Egypt suspects that ill intentions are being concocted against it in relation to government accords between Ethiopia and Israel to build hydroelectric facilities on the Blue Nile. The same goes for projects planned on the Nile in Uganda. Are these fears justified?

To a certain extent, Egypt is right to dread the nature of Israeli-Ethiopian relations in what concerns Hydraulics. The past has indeed shown that the proposals made by Israel to Ethiopia in this particular area could alter Egypt’s water flow from the Nile. That said, it does not mean that Cairo is right to adopt a wait-and-see attitude. On the contrary, the changing outlook shows that Egypt’s position wont hold for long. The balance of power is changing, and it might probably not be in Egypt’s favor. They would, therefore, be better off contemplating diplomacy today for what they cannot obtain by force tomorrow.

How could the Nile basin countries succeed in changing the status quo? In your opinion, what could help settle the problem?

What is happening in the Nile basin is not different from what takes place among an overwhelming majority of these transborder basins across the world. It brings into focus a lack of cooperation between States concerned by the waters of a same river. Undoubtedly, the solution lies in its equitable sharing. But it behooves them to take into account all the needs of countries involved, particularly in what concerns their respective populations and their needs thereof. Of course, before that, the collective will of all the riparian countries is needed ahead of negotiations for better sharing. If this is not done all efforts will lack a clear vision, and will therefore necessarily be compromised.

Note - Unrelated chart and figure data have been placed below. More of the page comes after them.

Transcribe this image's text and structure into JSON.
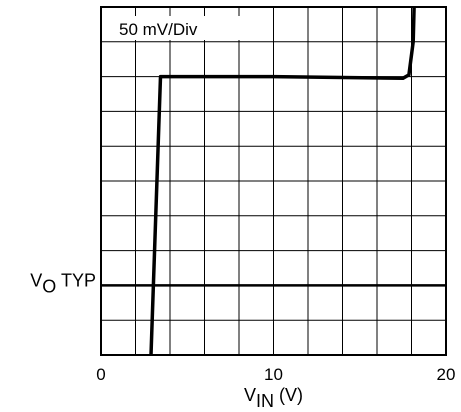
{
  "chart_data": {
    "type": "line",
    "x_axis": {
      "ticks": [
        0,
        10,
        20
      ],
      "tick_labels": [
        "0",
        "10",
        "20"
      ],
      "label_main": "V",
      "label_sub": "IN",
      "label_unit": " (V)",
      "range": [
        0,
        20
      ],
      "minor_step": 2
    },
    "y_axis": {
      "marker_label_main": "V",
      "marker_label_sub": "O",
      "marker_label_suffix": " TYP",
      "divisions": 10,
      "marker_division": 2
    },
    "annotation": "50 mV/Div",
    "grid": true,
    "series": [
      {
        "points": [
          [
            2.9,
            0.0
          ],
          [
            3.45,
            8.0
          ],
          [
            10,
            8.0
          ],
          [
            17.5,
            7.95
          ],
          [
            17.85,
            8.05
          ],
          [
            18.1,
            9.0
          ],
          [
            18.15,
            10.0
          ]
        ]
      }
    ]
  }
}
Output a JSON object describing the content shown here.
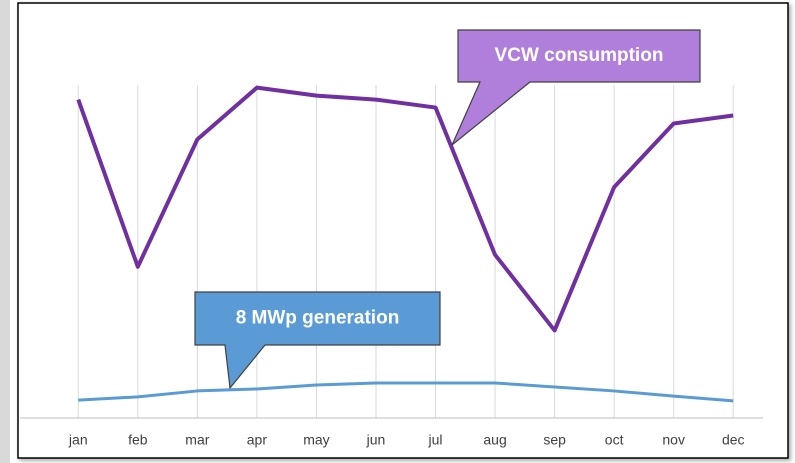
{
  "chart_data": {
    "type": "line",
    "categories": [
      "jan",
      "feb",
      "mar",
      "apr",
      "may",
      "jun",
      "jul",
      "aug",
      "sep",
      "oct",
      "nov",
      "dec"
    ],
    "series": [
      {
        "name": "VCW consumption",
        "color": "#7030a0",
        "values": [
          80,
          38,
          70,
          83,
          81,
          80,
          78,
          41,
          22,
          58,
          74,
          76
        ]
      },
      {
        "name": "8 MWp generation",
        "color": "#5b9bd5",
        "values": [
          4.5,
          5.3,
          6.8,
          7.3,
          8.3,
          8.8,
          8.8,
          8.8,
          7.8,
          6.8,
          5.5,
          4.3
        ]
      }
    ],
    "ylim": [
      0,
      100
    ],
    "grid": true
  }
}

Egypt has repeatedly hinted it was prepared to use military action to affirm its “natural right” on the Nile. Do you think that these tensions could degenerate into a “water war”?

That risk is lowered as time goes on, although that possibility can’t be entirely dismissed. Egypt no longer holds the same power it did in the 1980s, when it was endowed with military means that towered over its regional counterparts in Africa. Today, it faces a number of realities that include a deterioration of the Sudanese political environment, the political and diplomatic strength of Ethiopia, and of course a strong political will among world powers not to allow a water conflict in the region. Egypt simply has everything to lose by giving priority to a military solution. A water conflict will clearly isolate Egypt. Moreover, albeit difficult, Egypt’s situation in terms of renewable fresh water is not necessarily fatal.